I feel so sad for Lamar and his family hes a great guy. Our thoughts are prayers are with you.


----------



## Shady*

Very sad news.

R.I.P.


----------



## croco

My condolences to them


----------



## Ninjatune




----------



## xray

That's gotta be the hardest thing...to bury your child.


----------



## xray

Here's the article from Fox:

*Lamar Odom's son dies  * 

Associated Press 
Posted: 15 hours ago 



EL SEGUNDO, Calif. (AP) - Los Angeles Lakers player Lamar Odom's 6 1/2-month-old son has died, a spokesman for the team said Thursday.

Jayden Odom died Wednesday night, apparently suffocating while sleeping in his crib in New York, according to John Black.
"Lamar is very distraught," Black said. "Both he and the baby's mother are asking that people respect their privacy at this time."

Jayden was born Dec. 15. Odom has two older children - a son and a daughter.

The 26-year-old Odom came to the Lakers two years ago in the trade that sent Shaquille O'Neal to the Miami Heat.

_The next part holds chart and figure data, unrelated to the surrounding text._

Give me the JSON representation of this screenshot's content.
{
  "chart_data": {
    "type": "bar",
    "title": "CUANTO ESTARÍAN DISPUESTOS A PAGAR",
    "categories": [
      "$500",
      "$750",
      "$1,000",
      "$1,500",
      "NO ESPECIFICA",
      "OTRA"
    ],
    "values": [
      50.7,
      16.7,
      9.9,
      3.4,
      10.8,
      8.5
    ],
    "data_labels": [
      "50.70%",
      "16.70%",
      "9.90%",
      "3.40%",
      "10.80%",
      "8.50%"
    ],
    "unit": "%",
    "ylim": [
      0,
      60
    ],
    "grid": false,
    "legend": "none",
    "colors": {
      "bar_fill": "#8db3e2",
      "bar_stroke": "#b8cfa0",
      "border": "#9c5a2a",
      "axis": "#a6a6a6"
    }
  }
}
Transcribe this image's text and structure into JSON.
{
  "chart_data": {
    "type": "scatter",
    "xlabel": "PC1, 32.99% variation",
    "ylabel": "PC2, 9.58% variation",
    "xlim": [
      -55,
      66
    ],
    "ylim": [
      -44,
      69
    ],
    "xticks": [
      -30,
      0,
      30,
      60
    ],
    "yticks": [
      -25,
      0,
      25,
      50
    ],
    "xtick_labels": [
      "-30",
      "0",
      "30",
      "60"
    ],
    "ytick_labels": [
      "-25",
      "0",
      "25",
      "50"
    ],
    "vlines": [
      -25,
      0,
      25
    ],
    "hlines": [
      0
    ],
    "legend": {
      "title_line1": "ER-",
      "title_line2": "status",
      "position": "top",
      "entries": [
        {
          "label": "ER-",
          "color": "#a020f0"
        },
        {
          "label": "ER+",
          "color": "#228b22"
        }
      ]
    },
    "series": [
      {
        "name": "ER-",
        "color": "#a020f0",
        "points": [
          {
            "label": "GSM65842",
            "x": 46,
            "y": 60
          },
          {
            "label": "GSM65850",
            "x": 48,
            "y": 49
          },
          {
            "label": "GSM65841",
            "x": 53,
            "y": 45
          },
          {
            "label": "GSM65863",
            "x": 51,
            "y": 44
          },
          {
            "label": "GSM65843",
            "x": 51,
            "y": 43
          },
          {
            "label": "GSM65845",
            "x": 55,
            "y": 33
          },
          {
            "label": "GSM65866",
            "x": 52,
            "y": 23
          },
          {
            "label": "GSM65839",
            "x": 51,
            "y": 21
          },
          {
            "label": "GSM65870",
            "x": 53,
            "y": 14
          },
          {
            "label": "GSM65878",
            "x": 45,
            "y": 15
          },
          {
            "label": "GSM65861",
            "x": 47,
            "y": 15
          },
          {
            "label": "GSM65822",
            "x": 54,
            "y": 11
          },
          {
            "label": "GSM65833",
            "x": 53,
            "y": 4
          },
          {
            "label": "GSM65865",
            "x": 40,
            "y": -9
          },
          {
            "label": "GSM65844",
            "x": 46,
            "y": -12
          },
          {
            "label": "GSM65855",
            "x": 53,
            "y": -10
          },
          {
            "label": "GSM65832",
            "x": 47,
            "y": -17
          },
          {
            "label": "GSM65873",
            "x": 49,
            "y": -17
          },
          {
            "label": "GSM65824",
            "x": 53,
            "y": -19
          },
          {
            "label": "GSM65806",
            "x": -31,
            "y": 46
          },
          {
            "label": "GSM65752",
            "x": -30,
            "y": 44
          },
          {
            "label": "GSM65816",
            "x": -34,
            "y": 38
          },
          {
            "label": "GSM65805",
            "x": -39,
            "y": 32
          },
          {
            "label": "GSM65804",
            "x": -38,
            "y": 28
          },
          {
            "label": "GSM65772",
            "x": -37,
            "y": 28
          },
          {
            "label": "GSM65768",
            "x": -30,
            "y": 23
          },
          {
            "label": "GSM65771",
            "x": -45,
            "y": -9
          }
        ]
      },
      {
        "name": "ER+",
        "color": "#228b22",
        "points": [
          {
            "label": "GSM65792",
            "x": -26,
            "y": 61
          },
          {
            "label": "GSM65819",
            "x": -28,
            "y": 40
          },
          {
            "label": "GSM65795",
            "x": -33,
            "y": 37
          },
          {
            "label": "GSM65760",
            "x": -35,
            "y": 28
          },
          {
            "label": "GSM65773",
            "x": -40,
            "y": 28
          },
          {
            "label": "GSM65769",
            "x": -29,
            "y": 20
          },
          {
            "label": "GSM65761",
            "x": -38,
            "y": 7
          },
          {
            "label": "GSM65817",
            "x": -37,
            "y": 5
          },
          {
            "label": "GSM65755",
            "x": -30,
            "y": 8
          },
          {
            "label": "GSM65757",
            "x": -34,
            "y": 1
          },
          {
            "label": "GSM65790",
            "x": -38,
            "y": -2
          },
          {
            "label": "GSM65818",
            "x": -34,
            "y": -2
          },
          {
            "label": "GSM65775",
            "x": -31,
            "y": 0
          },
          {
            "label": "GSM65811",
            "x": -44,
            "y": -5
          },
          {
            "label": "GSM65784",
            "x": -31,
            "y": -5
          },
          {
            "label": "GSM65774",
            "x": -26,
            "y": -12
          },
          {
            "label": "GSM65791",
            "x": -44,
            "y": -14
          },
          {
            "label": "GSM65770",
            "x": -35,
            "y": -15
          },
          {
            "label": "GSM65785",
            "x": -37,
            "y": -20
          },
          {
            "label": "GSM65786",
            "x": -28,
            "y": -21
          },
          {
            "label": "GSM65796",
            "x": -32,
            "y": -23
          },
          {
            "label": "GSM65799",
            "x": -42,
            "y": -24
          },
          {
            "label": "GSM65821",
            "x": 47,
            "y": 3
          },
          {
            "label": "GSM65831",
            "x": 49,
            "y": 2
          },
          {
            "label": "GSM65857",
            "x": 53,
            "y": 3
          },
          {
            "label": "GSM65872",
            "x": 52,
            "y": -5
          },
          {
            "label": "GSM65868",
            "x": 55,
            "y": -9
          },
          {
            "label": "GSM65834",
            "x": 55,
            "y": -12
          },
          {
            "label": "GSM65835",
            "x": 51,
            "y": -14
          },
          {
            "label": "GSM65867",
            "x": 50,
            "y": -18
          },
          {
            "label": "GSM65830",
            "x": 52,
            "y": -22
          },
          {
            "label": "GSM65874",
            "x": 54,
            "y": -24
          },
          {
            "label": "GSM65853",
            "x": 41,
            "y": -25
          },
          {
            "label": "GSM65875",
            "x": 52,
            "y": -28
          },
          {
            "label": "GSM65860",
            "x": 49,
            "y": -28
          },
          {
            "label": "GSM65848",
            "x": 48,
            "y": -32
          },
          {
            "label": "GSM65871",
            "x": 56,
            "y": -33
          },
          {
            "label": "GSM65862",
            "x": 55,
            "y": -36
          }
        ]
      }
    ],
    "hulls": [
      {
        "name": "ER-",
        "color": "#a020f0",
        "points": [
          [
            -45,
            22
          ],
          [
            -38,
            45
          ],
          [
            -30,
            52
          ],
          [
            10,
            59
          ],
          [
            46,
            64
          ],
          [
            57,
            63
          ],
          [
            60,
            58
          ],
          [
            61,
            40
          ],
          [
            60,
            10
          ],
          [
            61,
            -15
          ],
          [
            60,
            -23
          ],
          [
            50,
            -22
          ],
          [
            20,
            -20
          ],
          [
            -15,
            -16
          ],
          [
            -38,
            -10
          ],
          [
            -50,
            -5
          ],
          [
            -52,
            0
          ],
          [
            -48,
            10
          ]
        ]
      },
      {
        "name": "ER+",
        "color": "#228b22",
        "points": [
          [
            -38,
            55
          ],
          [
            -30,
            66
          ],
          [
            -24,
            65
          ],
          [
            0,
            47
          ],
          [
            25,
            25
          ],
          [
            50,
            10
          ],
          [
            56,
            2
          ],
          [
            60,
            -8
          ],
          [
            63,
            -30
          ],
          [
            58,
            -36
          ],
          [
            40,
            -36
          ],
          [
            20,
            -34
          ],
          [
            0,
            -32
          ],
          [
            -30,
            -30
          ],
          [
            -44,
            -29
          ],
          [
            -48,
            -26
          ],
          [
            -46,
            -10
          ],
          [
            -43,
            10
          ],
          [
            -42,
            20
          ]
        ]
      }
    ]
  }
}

Odom averaged 14.8 points, 9.2 rebounds and 5.5 assists in 80 games for the Lakers last season and 19.1 points, 11.0 rebounds and 4.9 assists in their first-round playoff series against the Phoenix Suns.


----------



## Jet

Aww this is soo sad... I feel so bad, my deepest sympathy goes out to the Odom family.


----------



## 08bryant24

thats sad
R.I.P.

does anybody know how he suffocated?


----------



## xray

08bryant24 said:


> does anybody know how he suffocated?


I haven't heard for sure, but it's presumed it was S.I.D.S.

(Sudden Infant Death Sydrome)


----------